Fotosentezle ilgili onlarca yıllık gizem sonunda çözüldü


Oscillatoria sp., siyanobakteri benzeri bir lif.  Dev türler.  400x büyütme + kamera yakınlaştırma.  ;  Shutterstock Kimliği 2174214449;  satın alma emri: -;  iş: -;  müşteri: -;  diğer: -

Mavi-yeşil algler olarak da bilinen lif benzeri bir siyanobakteri

Shutterstock / Ekki İlham

İki araştırma ekibi, bitkilerin, alglerin ve bazı bakterilerin büyümek için ihtiyaç duydukları enerjiyi oluşturmak için güneş ışığından yararlandıkları süreç olan fotosentez sırasında oksijenin nasıl oluştuğuna dair mikroskobik ayrıntıları ortaya çıkardı. Fotosentezi bu seviyede anlamak, temiz yakıtların gelişimini ilerletebilir.
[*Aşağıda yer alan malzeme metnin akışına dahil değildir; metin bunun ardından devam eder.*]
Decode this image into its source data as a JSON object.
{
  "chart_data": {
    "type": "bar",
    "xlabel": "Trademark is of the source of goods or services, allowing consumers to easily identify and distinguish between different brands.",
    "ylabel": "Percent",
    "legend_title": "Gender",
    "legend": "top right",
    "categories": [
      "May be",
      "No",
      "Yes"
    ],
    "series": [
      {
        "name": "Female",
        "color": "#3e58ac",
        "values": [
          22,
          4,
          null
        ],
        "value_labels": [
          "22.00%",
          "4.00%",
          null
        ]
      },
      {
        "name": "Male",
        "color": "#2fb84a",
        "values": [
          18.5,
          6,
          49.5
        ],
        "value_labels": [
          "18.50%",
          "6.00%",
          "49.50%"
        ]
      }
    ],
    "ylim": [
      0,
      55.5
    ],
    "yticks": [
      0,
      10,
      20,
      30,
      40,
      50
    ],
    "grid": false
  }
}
Araştırmacılar daha önce, fotosentezi başlatmak için bir bitki içindeki moleküler bir yapıya çarpan sadece dört ardışık ışık parçacığının veya fotonun gerekli olduğunu biliyorlardı. Bu fotonlar manganez, kalsiyum ve oksijen atomlarından oluşan bir küme tarafından emilir ve bunlar daha sonra bitkinin su moleküllerini parçalayarak suda bağlı olan oksijeni serbest bırakır. Ancak dördüncü fotonun bu kümeye çarpmasından sonra tam olarak ne olduğunun ayrıntıları, on yıllardır araştırmacıların gözünden kaçtı. İki deney şimdi bazılarını doldurdu.
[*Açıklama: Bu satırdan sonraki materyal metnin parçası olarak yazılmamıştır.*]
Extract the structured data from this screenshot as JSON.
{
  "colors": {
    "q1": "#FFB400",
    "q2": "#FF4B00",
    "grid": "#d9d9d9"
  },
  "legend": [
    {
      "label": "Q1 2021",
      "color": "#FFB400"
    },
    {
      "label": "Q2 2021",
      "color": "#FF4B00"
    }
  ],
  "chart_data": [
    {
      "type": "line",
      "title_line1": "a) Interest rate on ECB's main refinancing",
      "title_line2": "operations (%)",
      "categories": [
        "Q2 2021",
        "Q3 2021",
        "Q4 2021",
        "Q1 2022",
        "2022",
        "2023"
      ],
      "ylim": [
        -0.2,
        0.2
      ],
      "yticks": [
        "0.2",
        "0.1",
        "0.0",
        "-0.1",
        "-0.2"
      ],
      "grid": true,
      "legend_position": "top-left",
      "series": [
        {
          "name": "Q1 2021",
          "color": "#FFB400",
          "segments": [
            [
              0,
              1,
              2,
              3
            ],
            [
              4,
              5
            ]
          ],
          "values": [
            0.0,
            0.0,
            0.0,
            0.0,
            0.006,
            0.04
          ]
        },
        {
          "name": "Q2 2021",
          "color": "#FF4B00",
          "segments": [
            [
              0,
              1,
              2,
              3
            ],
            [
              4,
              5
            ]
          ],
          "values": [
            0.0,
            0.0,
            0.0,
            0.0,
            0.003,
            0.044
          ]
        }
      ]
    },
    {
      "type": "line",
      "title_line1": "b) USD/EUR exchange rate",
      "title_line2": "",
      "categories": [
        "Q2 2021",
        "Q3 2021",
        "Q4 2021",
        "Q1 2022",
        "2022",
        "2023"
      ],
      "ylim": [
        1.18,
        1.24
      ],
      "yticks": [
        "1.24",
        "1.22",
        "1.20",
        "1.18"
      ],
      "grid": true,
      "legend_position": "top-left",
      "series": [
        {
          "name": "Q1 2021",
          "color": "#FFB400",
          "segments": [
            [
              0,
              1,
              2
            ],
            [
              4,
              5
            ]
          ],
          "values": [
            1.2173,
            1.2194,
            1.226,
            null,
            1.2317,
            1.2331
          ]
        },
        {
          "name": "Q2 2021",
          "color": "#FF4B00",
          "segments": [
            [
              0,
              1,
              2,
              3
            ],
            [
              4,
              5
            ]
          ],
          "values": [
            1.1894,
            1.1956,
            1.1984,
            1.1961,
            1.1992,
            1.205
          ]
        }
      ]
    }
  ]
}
Jan Kern Kaliforniya’daki Lawrence Berkeley Ulusal Laboratuvarı’nda ve meslektaşları, yüksek enerjili X-ışınları darbeleri kullanarak fotosentezin mikroskobik ayrıntılarını yakaladılar. Mavi-yeşil alglerden çıkarılan molekül kümelerini bir taşıma bandı üzerinde düzenlediler, böylece ilk olarak onlara suyu ayırmaya başlamak için gereken fotonları veren görünür ışık darbeleriyle aydınlatıldılar. Daha sonra X-ışınları, işlem sırasında atomların düzenini yakaladı.
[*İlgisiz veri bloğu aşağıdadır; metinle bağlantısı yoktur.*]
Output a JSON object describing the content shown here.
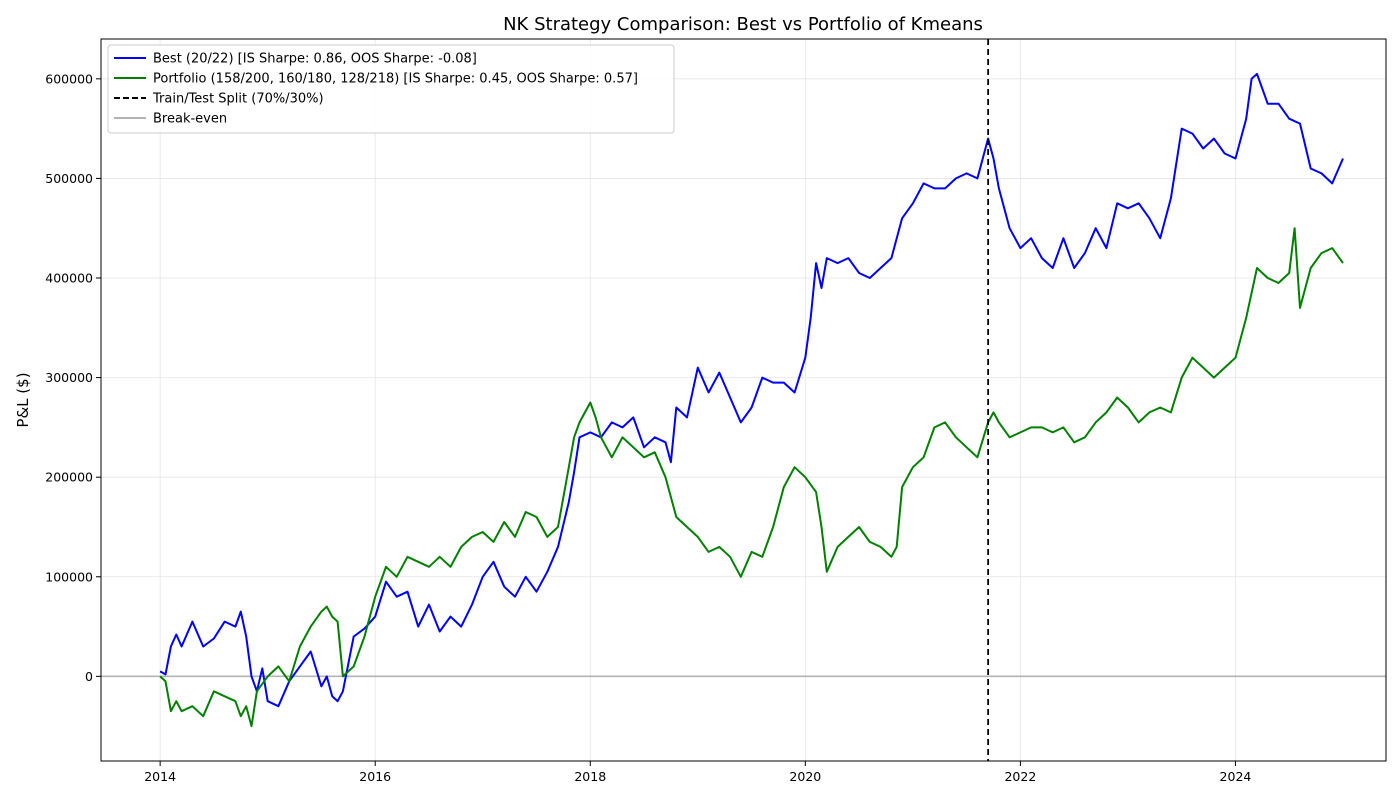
{
  "chart_data": {
    "type": "line",
    "title": "NK Strategy Comparison: Best vs Portfolio of Kmeans",
    "xlabel": "",
    "ylabel": "P&L ($)",
    "xlim": [
      2013.45,
      2025.4
    ],
    "ylim": [
      -85000,
      640000
    ],
    "grid": true,
    "legend_position": "top-left",
    "x_ticks": [
      2014,
      2016,
      2018,
      2020,
      2022,
      2024
    ],
    "x_tick_labels": [
      "2014",
      "2016",
      "2018",
      "2020",
      "2022",
      "2024"
    ],
    "y_ticks": [
      0,
      100000,
      200000,
      300000,
      400000,
      500000,
      600000
    ],
    "y_tick_labels": [
      "0",
      "100000",
      "200000",
      "300000",
      "400000",
      "500000",
      "600000"
    ],
    "split_x": 2021.7,
    "break_even_y": 0,
    "series": [
      {
        "name": "Best (20/22) [IS Sharpe: 0.86, OOS Sharpe: -0.08]",
        "color": "#0000ff",
        "style": "solid",
        "x": [
          2014.0,
          2014.05,
          2014.1,
          2014.15,
          2014.2,
          2014.3,
          2014.4,
          2014.5,
          2014.6,
          2014.7,
          2014.75,
          2014.8,
          2014.85,
          2014.9,
          2014.95,
          2015.0,
          2015.1,
          2015.2,
          2015.3,
          2015.4,
          2015.5,
          2015.55,
          2015.6,
          2015.65,
          2015.7,
          2015.8,
          2015.9,
          2016.0,
          2016.1,
          2016.2,
          2016.3,
          2016.4,
          2016.5,
          2016.6,
          2016.7,
          2016.8,
          2016.9,
          2017.0,
          2017.1,
          2017.2,
          2017.3,
          2017.4,
          2017.5,
          2017.6,
          2017.7,
          2017.8,
          2017.85,
          2017.9,
          2018.0,
          2018.1,
          2018.2,
          2018.3,
          2018.4,
          2018.5,
          2018.6,
          2018.7,
          2018.75,
          2018.8,
          2018.9,
          2019.0,
          2019.1,
          2019.2,
          2019.3,
          2019.4,
          2019.5,
          2019.6,
          2019.7,
          2019.8,
          2019.9,
          2020.0,
          2020.05,
          2020.1,
          2020.15,
          2020.2,
          2020.3,
          2020.4,
          2020.5,
          2020.6,
          2020.7,
          2020.8,
          2020.9,
          2021.0,
          2021.1,
          2021.2,
          2021.3,
          2021.4,
          2021.5,
          2021.6,
          2021.7,
          2021.75,
          2021.8,
          2021.9,
          2022.0,
          2022.1,
          2022.2,
          2022.3,
          2022.4,
          2022.5,
          2022.6,
          2022.7,
          2022.8,
          2022.9,
          2023.0,
          2023.1,
          2023.2,
          2023.3,
          2023.4,
          2023.5,
          2023.6,
          2023.7,
          2023.8,
          2023.9,
          2024.0,
          2024.1,
          2024.15,
          2024.2,
          2024.3,
          2024.4,
          2024.5,
          2024.6,
          2024.7,
          2024.8,
          2024.9,
          2025.0
        ],
        "values": [
          5000,
          2000,
          30000,
          42000,
          30000,
          55000,
          30000,
          38000,
          55000,
          50000,
          65000,
          40000,
          0,
          -15000,
          8000,
          -25000,
          -30000,
          -5000,
          10000,
          25000,
          -10000,
          0,
          -20000,
          -25000,
          -15000,
          40000,
          48000,
          60000,
          95000,
          80000,
          85000,
          50000,
          72000,
          45000,
          60000,
          50000,
          72000,
          100000,
          115000,
          90000,
          80000,
          100000,
          85000,
          105000,
          130000,
          175000,
          205000,
          240000,
          245000,
          240000,
          255000,
          250000,
          260000,
          230000,
          240000,
          235000,
          215000,
          270000,
          260000,
          310000,
          285000,
          305000,
          280000,
          255000,
          270000,
          300000,
          295000,
          295000,
          285000,
          320000,
          360000,
          415000,
          390000,
          420000,
          415000,
          420000,
          405000,
          400000,
          410000,
          420000,
          460000,
          475000,
          495000,
          490000,
          490000,
          500000,
          505000,
          500000,
          540000,
          520000,
          490000,
          450000,
          430000,
          440000,
          420000,
          410000,
          440000,
          410000,
          425000,
          450000,
          430000,
          475000,
          470000,
          475000,
          460000,
          440000,
          480000,
          550000,
          545000,
          530000,
          540000,
          525000,
          520000,
          560000,
          600000,
          605000,
          575000,
          575000,
          560000,
          555000,
          510000,
          505000,
          495000,
          520000
        ]
      },
      {
        "name": "Portfolio (158/200, 160/180, 128/218) [IS Sharpe: 0.45, OOS Sharpe: 0.57]",
        "color": "#008000",
        "style": "solid",
        "x": [
          2014.0,
          2014.05,
          2014.1,
          2014.15,
          2014.2,
          2014.3,
          2014.4,
          2014.5,
          2014.6,
          2014.7,
          2014.75,
          2014.8,
          2014.85,
          2014.9,
          2015.0,
          2015.1,
          2015.2,
          2015.3,
          2015.4,
          2015.5,
          2015.55,
          2015.6,
          2015.65,
          2015.7,
          2015.8,
          2015.9,
          2016.0,
          2016.1,
          2016.2,
          2016.3,
          2016.4,
          2016.5,
          2016.6,
          2016.7,
          2016.8,
          2016.9,
          2017.0,
          2017.1,
          2017.2,
          2017.3,
          2017.4,
          2017.5,
          2017.6,
          2017.7,
          2017.8,
          2017.85,
          2017.9,
          2018.0,
          2018.05,
          2018.1,
          2018.2,
          2018.3,
          2018.4,
          2018.5,
          2018.6,
          2018.7,
          2018.8,
          2018.9,
          2019.0,
          2019.1,
          2019.2,
          2019.3,
          2019.4,
          2019.5,
          2019.6,
          2019.7,
          2019.8,
          2019.9,
          2020.0,
          2020.1,
          2020.15,
          2020.2,
          2020.3,
          2020.4,
          2020.5,
          2020.6,
          2020.7,
          2020.8,
          2020.85,
          2020.9,
          2021.0,
          2021.1,
          2021.2,
          2021.3,
          2021.4,
          2021.5,
          2021.6,
          2021.7,
          2021.75,
          2021.8,
          2021.9,
          2022.0,
          2022.1,
          2022.2,
          2022.3,
          2022.4,
          2022.5,
          2022.6,
          2022.7,
          2022.8,
          2022.9,
          2023.0,
          2023.1,
          2023.2,
          2023.3,
          2023.4,
          2023.5,
          2023.6,
          2023.7,
          2023.8,
          2023.9,
          2024.0,
          2024.1,
          2024.2,
          2024.3,
          2024.4,
          2024.5,
          2024.55,
          2024.6,
          2024.7,
          2024.8,
          2024.9,
          2025.0
        ],
        "values": [
          0,
          -5000,
          -35000,
          -25000,
          -35000,
          -30000,
          -40000,
          -15000,
          -20000,
          -25000,
          -40000,
          -30000,
          -50000,
          -15000,
          0,
          10000,
          -5000,
          30000,
          50000,
          65000,
          70000,
          60000,
          55000,
          0,
          10000,
          40000,
          80000,
          110000,
          100000,
          120000,
          115000,
          110000,
          120000,
          110000,
          130000,
          140000,
          145000,
          135000,
          155000,
          140000,
          165000,
          160000,
          140000,
          150000,
          210000,
          240000,
          255000,
          275000,
          260000,
          240000,
          220000,
          240000,
          230000,
          220000,
          225000,
          200000,
          160000,
          150000,
          140000,
          125000,
          130000,
          120000,
          100000,
          125000,
          120000,
          150000,
          190000,
          210000,
          200000,
          185000,
          150000,
          105000,
          130000,
          140000,
          150000,
          135000,
          130000,
          120000,
          130000,
          190000,
          210000,
          220000,
          250000,
          255000,
          240000,
          230000,
          220000,
          255000,
          265000,
          255000,
          240000,
          245000,
          250000,
          250000,
          245000,
          250000,
          235000,
          240000,
          255000,
          265000,
          280000,
          270000,
          255000,
          265000,
          270000,
          265000,
          300000,
          320000,
          310000,
          300000,
          310000,
          320000,
          360000,
          410000,
          400000,
          395000,
          405000,
          450000,
          370000,
          410000,
          425000,
          430000,
          415000
        ]
      }
    ],
    "legend": [
      {
        "label": "Best (20/22) [IS Sharpe: 0.86, OOS Sharpe: -0.08]",
        "color": "#0000ff",
        "style": "solid"
      },
      {
        "label": "Portfolio (158/200, 160/180, 128/218) [IS Sharpe: 0.45, OOS Sharpe: 0.57]",
        "color": "#008000",
        "style": "solid"
      },
      {
        "label": "Train/Test Split (70%/30%)",
        "color": "#000000",
        "style": "dashed"
      },
      {
        "label": "Break-even",
        "color": "#b3b3b3",
        "style": "solid"
      }
    ]
  }
}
Dördüncü foton tarafından vurulduktan sonra, Fotosistem II (PSII) olarak bilinen bir protein kompleksi, saniyenin birkaç milyonda biri içinde su moleküllerini parçalar. X-ışınları, suyun ayrılması ile sonunda atmosfere salınabilecek bir tür oksijen molekülünün oluşumu arasındaki zaman gecikmesini gösterecek kadar hızlıydı – ikisi çakışmıyordu. Ancak bu iki adım arasında çekilen X-ışını görüntüleri, oksijen atomlarının tam konfigürasyonunu gösterecek kadar keskin değildi.

Bununla birlikte, PSII moleküllerinin diğer bölümlerinin bu oksijen atomlarının etrafındaki düzenlemesi, oksijenin yeni bir yapı oluşturduğunu gösterdi. Bu aşamada oksijen atomları, suda olduğu gibi hidrojene bağlı değildi veya daha büyük bir oksijen molekülünde bir araya toplanmıştı, ancak muhtemelen kısaca PSII’nin başka bir kısmına bağlıydı. Kern, fotosentetik sürecin bu adımının daha önce sadece teorize edildiğini söylüyor.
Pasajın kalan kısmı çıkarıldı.